Do you like to read in the bathtub, by the pool or on the beach?

If you’re someone who likes to read in the bathtub, by the pool, or on the beach, or if you have the annoying habit of spilling things, like I do, you may want to think about choosing an e-book reader that’s waterproof. Several of them are, including the Kobo Forma, the Kobo Libra H2O, the recent Kindle Paperwhite, and Kindle Oasis. No, they aren’t waterproof enough for you to go scuba diving with them or something, but they can all handle some degree of submersion in water. I think it’s a nice touch that the Kindle Oasis has page turn buttons so you can turn pages when your hands are too wet to use a touch screen.

Do you like audiobooks? Have you tried them?

Once in a while I enjoy listening to an audiobook, and having talented narrators bring a story to life with their voices.  Many people enjoy doing that while they drive, exercise or do chores around the home.

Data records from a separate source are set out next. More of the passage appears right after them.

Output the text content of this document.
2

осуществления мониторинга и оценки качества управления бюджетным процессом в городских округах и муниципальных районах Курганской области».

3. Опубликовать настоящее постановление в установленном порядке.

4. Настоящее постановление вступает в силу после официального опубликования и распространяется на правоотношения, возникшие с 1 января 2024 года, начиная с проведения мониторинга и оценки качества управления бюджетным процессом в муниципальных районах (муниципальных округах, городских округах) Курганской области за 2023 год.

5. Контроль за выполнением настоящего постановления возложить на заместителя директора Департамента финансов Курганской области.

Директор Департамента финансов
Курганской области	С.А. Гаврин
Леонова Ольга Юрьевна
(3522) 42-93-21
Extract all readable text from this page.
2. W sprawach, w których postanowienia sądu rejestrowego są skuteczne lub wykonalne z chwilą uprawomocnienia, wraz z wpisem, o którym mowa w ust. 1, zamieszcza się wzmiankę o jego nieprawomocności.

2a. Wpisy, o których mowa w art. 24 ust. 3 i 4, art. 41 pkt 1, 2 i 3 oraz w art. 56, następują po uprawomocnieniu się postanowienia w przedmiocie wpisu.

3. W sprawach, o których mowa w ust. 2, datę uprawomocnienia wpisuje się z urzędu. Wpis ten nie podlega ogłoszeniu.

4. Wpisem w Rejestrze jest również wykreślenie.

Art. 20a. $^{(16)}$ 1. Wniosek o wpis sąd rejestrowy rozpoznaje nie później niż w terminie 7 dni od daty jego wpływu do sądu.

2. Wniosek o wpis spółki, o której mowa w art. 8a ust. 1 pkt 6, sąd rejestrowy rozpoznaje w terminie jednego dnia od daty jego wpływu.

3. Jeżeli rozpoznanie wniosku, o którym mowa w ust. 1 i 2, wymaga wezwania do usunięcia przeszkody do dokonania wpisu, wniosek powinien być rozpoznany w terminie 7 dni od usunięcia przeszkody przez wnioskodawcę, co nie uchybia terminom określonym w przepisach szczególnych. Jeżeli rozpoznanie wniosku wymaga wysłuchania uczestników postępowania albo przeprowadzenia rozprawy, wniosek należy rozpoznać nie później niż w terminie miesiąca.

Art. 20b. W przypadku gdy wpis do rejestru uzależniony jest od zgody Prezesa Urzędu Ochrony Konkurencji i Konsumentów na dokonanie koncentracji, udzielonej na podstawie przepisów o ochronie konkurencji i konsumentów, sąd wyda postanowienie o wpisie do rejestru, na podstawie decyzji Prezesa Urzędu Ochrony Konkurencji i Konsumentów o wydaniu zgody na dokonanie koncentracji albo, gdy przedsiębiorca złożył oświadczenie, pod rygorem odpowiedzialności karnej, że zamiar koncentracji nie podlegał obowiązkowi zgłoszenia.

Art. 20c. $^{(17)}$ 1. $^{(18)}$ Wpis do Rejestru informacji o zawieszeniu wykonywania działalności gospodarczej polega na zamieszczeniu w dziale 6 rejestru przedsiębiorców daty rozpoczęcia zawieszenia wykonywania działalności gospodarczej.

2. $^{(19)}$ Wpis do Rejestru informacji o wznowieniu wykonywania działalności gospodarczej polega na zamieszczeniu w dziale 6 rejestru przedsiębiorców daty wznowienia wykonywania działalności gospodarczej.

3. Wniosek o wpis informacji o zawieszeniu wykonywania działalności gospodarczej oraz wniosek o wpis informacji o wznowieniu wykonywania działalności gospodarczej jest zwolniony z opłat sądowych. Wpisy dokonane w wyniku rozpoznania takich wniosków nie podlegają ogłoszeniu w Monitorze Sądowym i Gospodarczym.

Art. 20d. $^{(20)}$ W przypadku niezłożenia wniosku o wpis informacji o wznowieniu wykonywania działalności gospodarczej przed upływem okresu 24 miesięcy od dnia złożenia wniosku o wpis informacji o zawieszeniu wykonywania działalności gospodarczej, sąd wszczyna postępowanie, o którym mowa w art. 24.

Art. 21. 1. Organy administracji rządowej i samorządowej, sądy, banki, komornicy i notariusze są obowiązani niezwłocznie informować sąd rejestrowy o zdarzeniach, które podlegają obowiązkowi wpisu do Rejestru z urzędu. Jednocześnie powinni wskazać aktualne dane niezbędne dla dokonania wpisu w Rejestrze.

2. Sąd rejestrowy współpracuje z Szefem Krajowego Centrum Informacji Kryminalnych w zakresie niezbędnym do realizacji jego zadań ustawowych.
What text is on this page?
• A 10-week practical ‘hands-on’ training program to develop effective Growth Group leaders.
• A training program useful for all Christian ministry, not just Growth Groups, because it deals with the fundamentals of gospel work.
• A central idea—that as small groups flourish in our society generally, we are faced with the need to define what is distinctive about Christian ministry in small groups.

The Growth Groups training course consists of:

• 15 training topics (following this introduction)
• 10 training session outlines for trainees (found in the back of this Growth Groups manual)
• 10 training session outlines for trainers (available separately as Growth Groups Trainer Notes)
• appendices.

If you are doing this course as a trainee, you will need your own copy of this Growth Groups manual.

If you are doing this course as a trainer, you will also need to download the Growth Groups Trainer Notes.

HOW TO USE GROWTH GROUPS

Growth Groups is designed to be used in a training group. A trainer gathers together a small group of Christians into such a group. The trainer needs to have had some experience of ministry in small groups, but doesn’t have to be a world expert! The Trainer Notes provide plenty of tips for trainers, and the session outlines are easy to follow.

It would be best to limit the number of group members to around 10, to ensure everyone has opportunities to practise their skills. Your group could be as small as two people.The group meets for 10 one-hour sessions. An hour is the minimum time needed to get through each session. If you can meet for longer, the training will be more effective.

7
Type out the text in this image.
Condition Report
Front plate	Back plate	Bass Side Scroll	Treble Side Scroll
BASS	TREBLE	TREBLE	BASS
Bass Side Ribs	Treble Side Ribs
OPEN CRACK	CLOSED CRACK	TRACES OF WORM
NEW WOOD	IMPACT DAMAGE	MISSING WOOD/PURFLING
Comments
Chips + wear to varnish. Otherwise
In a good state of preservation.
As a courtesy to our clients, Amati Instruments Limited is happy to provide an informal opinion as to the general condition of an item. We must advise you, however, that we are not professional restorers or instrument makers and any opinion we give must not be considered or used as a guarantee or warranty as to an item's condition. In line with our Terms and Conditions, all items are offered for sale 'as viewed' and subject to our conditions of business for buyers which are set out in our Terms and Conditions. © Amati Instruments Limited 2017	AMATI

It’s been brought to my attention that some people like to read and listen to a book simultaneously. I think I’d like to try and do that at some point. I think it would either be pretty cool or really annoying … I’m not sure which!

Kindle devices have the ability to connect to Bluetooth headphones to play Audible audiobooks. Many Amazon books can synchronize with Audible audiobooks on Kindle e-book readers. I’ve noticed it as a discounted option on the purchase page for books. It’s called Whispersync. Onyx e-book reader devices have built-in speakers. They also allow users to utilize multiple audiobook apps.

Wireless Connection

An e-reader lets you buy and download books from whatever source you use via an Internet connection of some kind.  Devices let you achieve that connection at least via Wi-Fi, but some also give you a built-in cellular data option.

It’s impressive how much memory capacity e-readers have. I’ve read estimates that even the smallest capacity e-reader has enough memory to store over 1000 books.

Where do you actually get e-reader books?

Your choice of e-book reading device determines what source you’ll be using to get what your books. If you want to get books through your local Public Library system, the process depends on which e-reader you have. Amazon has you go through a library’s own web site to select books to push to your e-reader. Nook and Kobo have you install library app Overdrive as their store, and you access lending books through that.  Onyx has its own library app.

Amazon has a massive library of content. It also has a self-publishing program for e-books, giving it a lot of low-cost e-books that are exclusive to its store. Be aware that Amazon also has a textbook rental program, which college students can use to rent books instead of buying them for college classes.

All of the e-book companies have ways in which you can access at least some books for free. I’ll go into details about how to do that in a separate blog post on another day.

Amazon, Barnes & Noble, and Kobo all use copy protection on their books to prevent them from being read on e-readers from other brands. As I understand it, Onyx e-book readers can run their competitors’ Android apps, enabling users to read content from all.

What I use and a new giveaway

I’ve tried different types of reading devices and personally, I’m partial to Kindle. I have the kindle app for PC on my computer for convenience. I frequently need to use a separate Kindle device, however, for accessing books and manuscripts that are not yet published.

I’ve just acquired the new Kindle Oasis and I’m very pleased with it. As I already mentioned, I have a tendency to spill things, so I really appreciate that it’s waterproof. I also love that it can easily be used one-handed and has page-turn buttons.

I want to give away a Kindle Oasis, and I’ve been trying to decide the best way to do it. Check out the weekly newsletter for subscribers and my social media pages to find out how you can be entered for a free chance to win!

1 thought on “E – reader – how and why and a big giveaway”

  1. When my work commute was over an hour each way I found audio to be my lifesaver. I had time to enjoy a book and *almost* looked forward to driving to work each day hehe. I still love audio but now that my commute is shorter I don’t listen as much.